Cadence has expanded its technology partnership with Nvidia, aiming to accelerate agentic AI, physics-based simulation, and digital twin solutions for engineering and system design.
The announcement was made during CadenceLIVE Silicon Valley 2026, underlining the companies’ plan to increase productivity in semiconductor design processes, physical AI system development, and AI factory deployment.
Cadence president and CEO Anirudh Devgan said: “Agentic AI and digital twins are reshaping the entire engineering landscape—from semiconductor design to planetary‑scale AI systems.
“Our expanded collaboration with Nvidia accelerates the convergence of design and physical realisation, connecting the Cadence AgentStack, Physical AI Stack, and AI factory digital twins with Nvidia’s breakthroughs in accelerated computing to deliver unprecedented speed, accuracy and trust in simulation and system development.”
Cadence plans to integrate its electronic design automation (EDA) and system design and analysis (SDA) capabilities with Nvidia’s CUDA-X libraries, AI physics models, and Omniverse simulation platforms.
The company’s Millennium M2000 Supercomputer, powered by Nvidia’s AI infrastructure, forms part of the hardware stack underpinning this collaboration.
Cadence stated that by leveraging these combined resources, engineers could expect up to a 100-fold speedup in various computational workflows, especially in complex simulation and verification tasks that are critical to chip and system development.

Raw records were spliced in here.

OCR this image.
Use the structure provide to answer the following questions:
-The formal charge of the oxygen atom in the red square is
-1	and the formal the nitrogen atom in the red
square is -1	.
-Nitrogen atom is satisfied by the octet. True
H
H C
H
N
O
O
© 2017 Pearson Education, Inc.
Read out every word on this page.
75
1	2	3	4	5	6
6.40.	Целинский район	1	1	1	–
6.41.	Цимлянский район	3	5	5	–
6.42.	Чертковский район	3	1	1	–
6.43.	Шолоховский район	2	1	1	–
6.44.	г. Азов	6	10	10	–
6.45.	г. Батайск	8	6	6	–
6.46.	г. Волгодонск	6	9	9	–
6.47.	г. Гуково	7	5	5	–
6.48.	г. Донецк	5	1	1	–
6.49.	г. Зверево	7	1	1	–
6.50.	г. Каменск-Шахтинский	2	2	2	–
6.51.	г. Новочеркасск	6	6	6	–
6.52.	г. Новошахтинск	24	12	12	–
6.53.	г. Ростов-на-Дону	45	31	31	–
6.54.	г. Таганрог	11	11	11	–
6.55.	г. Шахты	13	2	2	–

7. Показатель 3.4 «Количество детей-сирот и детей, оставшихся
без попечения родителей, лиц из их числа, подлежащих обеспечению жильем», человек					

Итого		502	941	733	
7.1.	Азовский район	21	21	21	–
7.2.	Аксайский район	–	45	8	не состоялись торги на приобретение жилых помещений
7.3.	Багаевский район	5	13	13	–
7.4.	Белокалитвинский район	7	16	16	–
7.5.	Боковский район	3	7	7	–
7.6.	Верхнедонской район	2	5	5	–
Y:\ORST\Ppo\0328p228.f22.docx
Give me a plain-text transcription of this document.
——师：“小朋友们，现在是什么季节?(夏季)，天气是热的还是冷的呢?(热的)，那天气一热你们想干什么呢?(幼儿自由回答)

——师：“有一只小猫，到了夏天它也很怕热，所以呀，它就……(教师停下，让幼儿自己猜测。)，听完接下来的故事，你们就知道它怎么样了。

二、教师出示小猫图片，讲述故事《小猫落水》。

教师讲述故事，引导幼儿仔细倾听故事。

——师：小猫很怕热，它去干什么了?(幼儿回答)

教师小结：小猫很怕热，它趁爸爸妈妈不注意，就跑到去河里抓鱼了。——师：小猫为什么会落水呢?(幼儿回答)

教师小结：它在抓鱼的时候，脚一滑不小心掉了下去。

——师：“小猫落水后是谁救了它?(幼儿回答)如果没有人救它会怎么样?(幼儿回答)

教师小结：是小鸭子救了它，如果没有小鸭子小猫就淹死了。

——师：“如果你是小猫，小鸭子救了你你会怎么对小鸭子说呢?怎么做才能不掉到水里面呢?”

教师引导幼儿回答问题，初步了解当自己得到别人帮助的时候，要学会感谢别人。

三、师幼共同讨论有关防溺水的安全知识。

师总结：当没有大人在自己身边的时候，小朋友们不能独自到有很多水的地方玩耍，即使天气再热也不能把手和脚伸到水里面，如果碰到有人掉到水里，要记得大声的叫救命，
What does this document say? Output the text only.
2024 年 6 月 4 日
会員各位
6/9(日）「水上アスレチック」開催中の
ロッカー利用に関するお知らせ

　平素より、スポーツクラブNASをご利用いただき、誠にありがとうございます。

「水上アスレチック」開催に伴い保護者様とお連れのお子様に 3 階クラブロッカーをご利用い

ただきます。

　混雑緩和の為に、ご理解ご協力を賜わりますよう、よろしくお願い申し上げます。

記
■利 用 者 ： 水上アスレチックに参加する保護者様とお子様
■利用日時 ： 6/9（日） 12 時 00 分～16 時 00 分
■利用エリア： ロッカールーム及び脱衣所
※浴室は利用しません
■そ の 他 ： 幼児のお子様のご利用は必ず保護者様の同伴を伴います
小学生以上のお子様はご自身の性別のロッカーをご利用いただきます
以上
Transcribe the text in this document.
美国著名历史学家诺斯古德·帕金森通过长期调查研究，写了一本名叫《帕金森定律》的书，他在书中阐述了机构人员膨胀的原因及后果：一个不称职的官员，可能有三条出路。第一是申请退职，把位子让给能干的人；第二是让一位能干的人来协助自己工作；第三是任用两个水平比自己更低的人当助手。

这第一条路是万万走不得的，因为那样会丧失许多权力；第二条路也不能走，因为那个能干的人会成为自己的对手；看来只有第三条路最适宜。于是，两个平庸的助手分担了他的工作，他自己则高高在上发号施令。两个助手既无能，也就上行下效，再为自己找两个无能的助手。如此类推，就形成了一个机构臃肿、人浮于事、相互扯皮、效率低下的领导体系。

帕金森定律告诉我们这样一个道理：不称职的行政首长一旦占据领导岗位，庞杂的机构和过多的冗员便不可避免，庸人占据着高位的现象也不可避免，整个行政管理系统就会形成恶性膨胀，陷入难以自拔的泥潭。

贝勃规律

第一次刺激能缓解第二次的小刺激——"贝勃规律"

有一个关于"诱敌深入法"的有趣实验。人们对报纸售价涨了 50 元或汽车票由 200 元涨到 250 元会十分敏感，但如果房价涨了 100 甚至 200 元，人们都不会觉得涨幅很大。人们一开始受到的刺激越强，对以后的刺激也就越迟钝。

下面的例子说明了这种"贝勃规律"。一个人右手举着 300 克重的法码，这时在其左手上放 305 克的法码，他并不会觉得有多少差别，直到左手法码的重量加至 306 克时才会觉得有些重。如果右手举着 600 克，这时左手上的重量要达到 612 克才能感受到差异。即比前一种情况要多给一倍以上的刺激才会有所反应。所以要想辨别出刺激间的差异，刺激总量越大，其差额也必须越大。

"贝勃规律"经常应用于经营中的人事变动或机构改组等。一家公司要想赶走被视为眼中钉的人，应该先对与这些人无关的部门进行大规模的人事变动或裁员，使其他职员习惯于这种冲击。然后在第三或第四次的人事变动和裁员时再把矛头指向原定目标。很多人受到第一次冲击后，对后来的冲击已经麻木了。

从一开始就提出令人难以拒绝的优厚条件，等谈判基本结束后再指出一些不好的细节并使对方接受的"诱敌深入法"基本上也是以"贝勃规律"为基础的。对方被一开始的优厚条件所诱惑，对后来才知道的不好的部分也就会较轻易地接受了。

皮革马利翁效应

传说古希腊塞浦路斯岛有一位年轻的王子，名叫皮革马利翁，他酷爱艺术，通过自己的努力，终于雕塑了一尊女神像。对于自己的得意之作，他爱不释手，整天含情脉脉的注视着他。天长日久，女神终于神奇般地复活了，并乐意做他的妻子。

The company’s EDA and SDA clients, including entities like Ascendence, Argonne National Laboratory, Honda R&D, Samsung, and SK Hynix, are already said to be utilising solutions based on Nvidia technologies to reduce product development cycles.
Nvidia founder and CEO Jensen Huang said: “We are at an inflection point in computing—CUDA-accelerated computing and AI are reinventing the engineering process.
“For the first time, we can innovate in the digital world—exploring, testing, and optimising ideas at unprecedented speed and scale—by building everything as full-fidelity digital twins first. Together, Nvidia and Cadence are bringing this vision to life—transforming how engineers design, build and operate the world.”
A recent step in Cadence’s product roadmap is the introduction of its ChipStack AI Super Agent, designed to automate semiconductor RTL design and verification by combining agentic AI with Cadence’s core EDA tools.
Building further, Cadence unveiled AgentStack, a coordinating agent intended to handle all facets of semiconductor and system design, from RTL through verification, physical, analogue, and system-level design.
AgentStack links together Cadence agents and EDA platforms operating on Nvidia’s accelerated computing stack and utilises Nvidia Nemotron for running multi-agent design workflows.
Outside the core domain of semiconductor development, the partnership between Cadence and Nvidia is extending to embedded agentic AI for real-world applications such as robotics and autonomous systems.
Cadence’s Physical AI Stack will integrate with Nvidia’s simulation libraries, including Isaac open-source packages and the Cosmos open-world modelling toolkit.
Customers can then deploy agent-orchestrated, closed-loop workflows that cover data-driven training, physics-based validation, scenario simulation, and real-time deployment feedback. These workflows are deployable to Nvidia Jetson robotics and edge AI frameworks, supporting continuous experimentation and refinement in production environments.
In hyperscale AI factory contexts, Cadence integrates Nvidia Omniverse DSX Blueprint to support digital twin creation and optimisation for large-scale systems. This solution is designed for users to model energy efficiency metrics such as tokens processed per watt, with the joint companies simulating variations in GPU power settings, cooling architectures, and overall data centre layout.
Additionally, Cadence made public a strategic collaboration with Google to optimise the Cadence ChipStack AI Super Agent stack using Gemini on Google Cloud. This effort focuses on cloud-native, scalable, agent-driven automation supporting advanced chip design and verification workflows.